In July 2022, Cole's first novel Na Viro was published. It is a science fiction novel set in the distant future and featuring Pacific culture. In the week before 15 July 2022, it was the second-best selling fiction book in New Zealand. A review in the New Zealand Listener described it as an "ambitious book", "at the forefront of a new and particularly interesting genre", but noted that the book was challenging to read in some respects. A review in Landfall concluded that Na Viro is "an important and enjoyable pioneering story that not only brings a uniquely Pasifika voice to the genre but also uses its inter-galactic plot to celebrate the traditions and challenges of the Pacific".
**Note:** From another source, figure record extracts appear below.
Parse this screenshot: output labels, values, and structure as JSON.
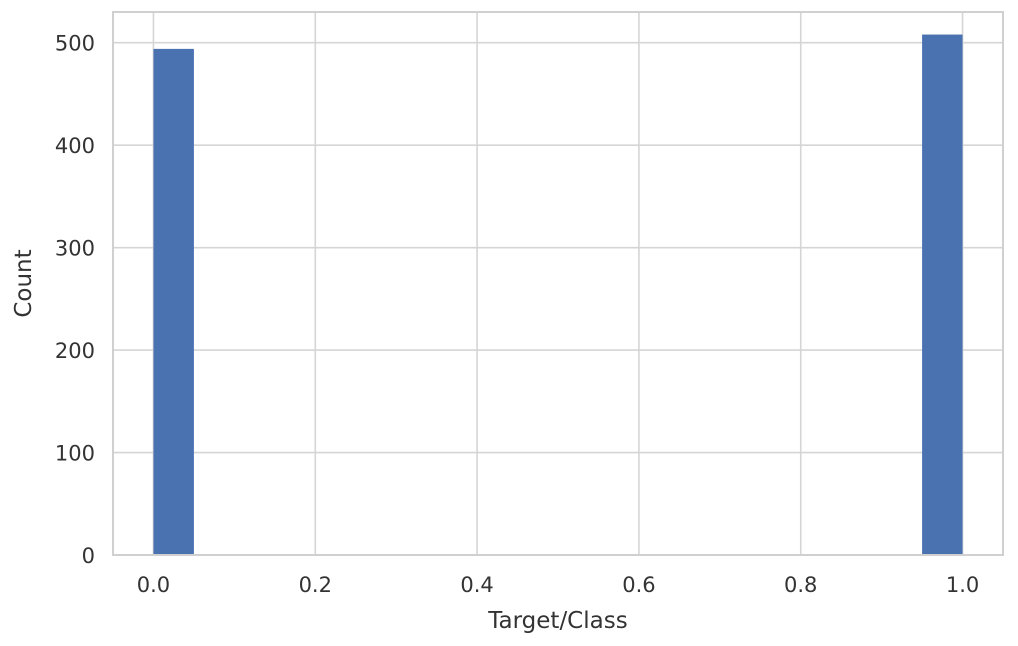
{
  "chart_data": {
    "type": "bar",
    "title": "",
    "xlabel": "Target/Class",
    "ylabel": "Count",
    "xlim": [
      -0.05,
      1.05
    ],
    "ylim": [
      0,
      530
    ],
    "x_ticks": [
      "0.0",
      "0.2",
      "0.4",
      "0.6",
      "0.8",
      "1.0"
    ],
    "y_ticks": [
      "0",
      "100",
      "200",
      "300",
      "400",
      "500"
    ],
    "grid": true,
    "bins": [
      {
        "x0": 0.0,
        "x1": 0.05,
        "value": 494
      },
      {
        "x0": 0.95,
        "x1": 1.0,
        "value": 508
      }
    ],
    "bar_color": "#4a72b0"
  }
}
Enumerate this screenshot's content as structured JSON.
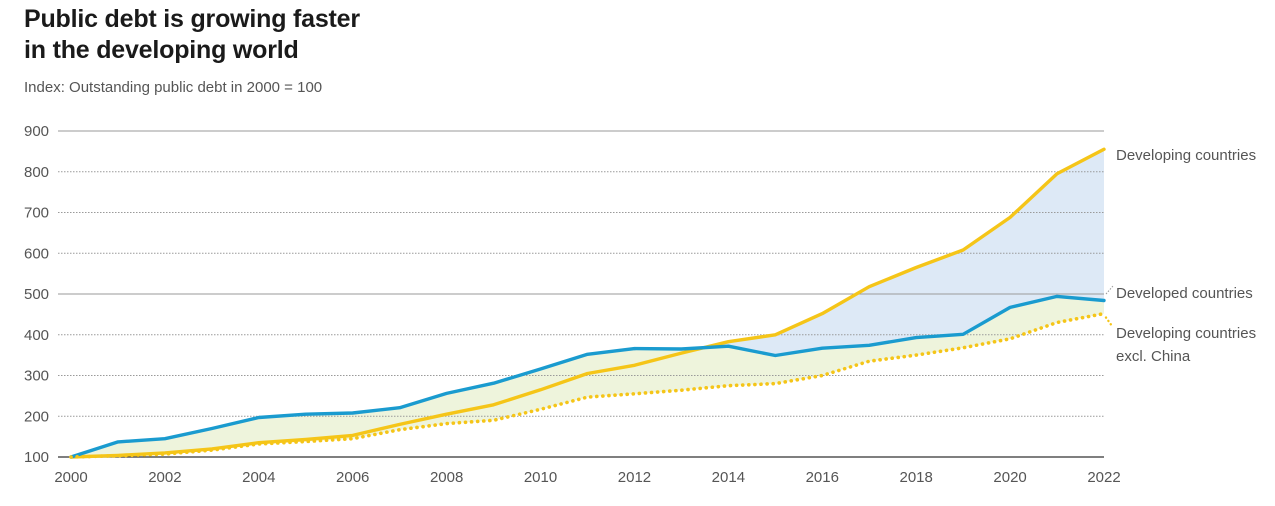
{
  "chart_data": {
    "type": "line",
    "title_line1": "Public debt is growing faster",
    "title_line2": "in the developing world",
    "subtitle": "Index: Outstanding public debt in 2000 = 100",
    "x": [
      2000,
      2001,
      2002,
      2003,
      2004,
      2005,
      2006,
      2007,
      2008,
      2009,
      2010,
      2011,
      2012,
      2013,
      2014,
      2015,
      2016,
      2017,
      2018,
      2019,
      2020,
      2021,
      2022
    ],
    "xticks": [
      2000,
      2002,
      2004,
      2006,
      2008,
      2010,
      2012,
      2014,
      2016,
      2018,
      2020,
      2022
    ],
    "xtick_labels": [
      "2000",
      "2002",
      "2004",
      "2006",
      "2008",
      "2010",
      "2012",
      "2014",
      "2016",
      "2018",
      "2020",
      "2022"
    ],
    "yticks": [
      100,
      200,
      300,
      400,
      500,
      600,
      700,
      800,
      900
    ],
    "ytick_labels": [
      "100",
      "200",
      "300",
      "400",
      "500",
      "600",
      "700",
      "800",
      "900"
    ],
    "ylim": [
      100,
      900
    ],
    "xlim": [
      2000,
      2022
    ],
    "series": [
      {
        "name": "Developing countries",
        "label": "Developing countries",
        "color": "#f5c518",
        "style": "solid",
        "values": [
          100,
          104,
          110,
          120,
          135,
          143,
          153,
          180,
          205,
          228,
          265,
          305,
          325,
          355,
          383,
          400,
          452,
          518,
          565,
          608,
          688,
          795,
          855
        ]
      },
      {
        "name": "Developed countries",
        "label": "Developed countries",
        "color": "#1a9bcf",
        "style": "solid",
        "values": [
          100,
          137,
          145,
          170,
          197,
          205,
          208,
          221,
          256,
          281,
          316,
          352,
          366,
          365,
          372,
          349,
          367,
          374,
          393,
          401,
          467,
          494,
          484
        ]
      },
      {
        "name": "Developing countries excl. China",
        "label_line1": "Developing countries",
        "label_line2": "excl. China",
        "color": "#f5c518",
        "style": "dotted",
        "values": [
          100,
          103,
          107,
          117,
          132,
          138,
          145,
          167,
          182,
          190,
          217,
          247,
          255,
          264,
          275,
          280,
          300,
          335,
          350,
          368,
          390,
          430,
          452
        ]
      }
    ],
    "colors": {
      "area_upper": "#dde9f6",
      "area_lower": "#eef4dc",
      "grid": "#9a9a9a",
      "axis": "#333333",
      "text": "#555555"
    }
  }
}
Cole received the inaugural International Residency with Australia, a partnership between the Michael King Writers Centre and Varuna, The Writers' House. The award involved a month's residency at Varuna, to be taken up in October 2022, and an appearance at the Blue Mountains Writers' Festival. In 2022 she had a story published in the First Peoples Shared Stories anthology, and gave the annual Peter Wells lecture at the Same Same But Different literary festival.

In the 2023 New Year Honours, Cole was appointed a Member of the New Zealand Order of Merit, for services to literature. In June 2023, she was announced as the recipient of the Fulbright-Creative New Zealand Pacific Writer's Residency, which provides for three months' residency at the Center for Pacific Islands Studies at the University of Hawaiʻi. Her work was published in The Routledge Handbook of CoFuturisms (Routledge), Pacific Arts Aotearoa (Penguin) and A Kind of Shelter Whakaruru-Taha (Massey University Press).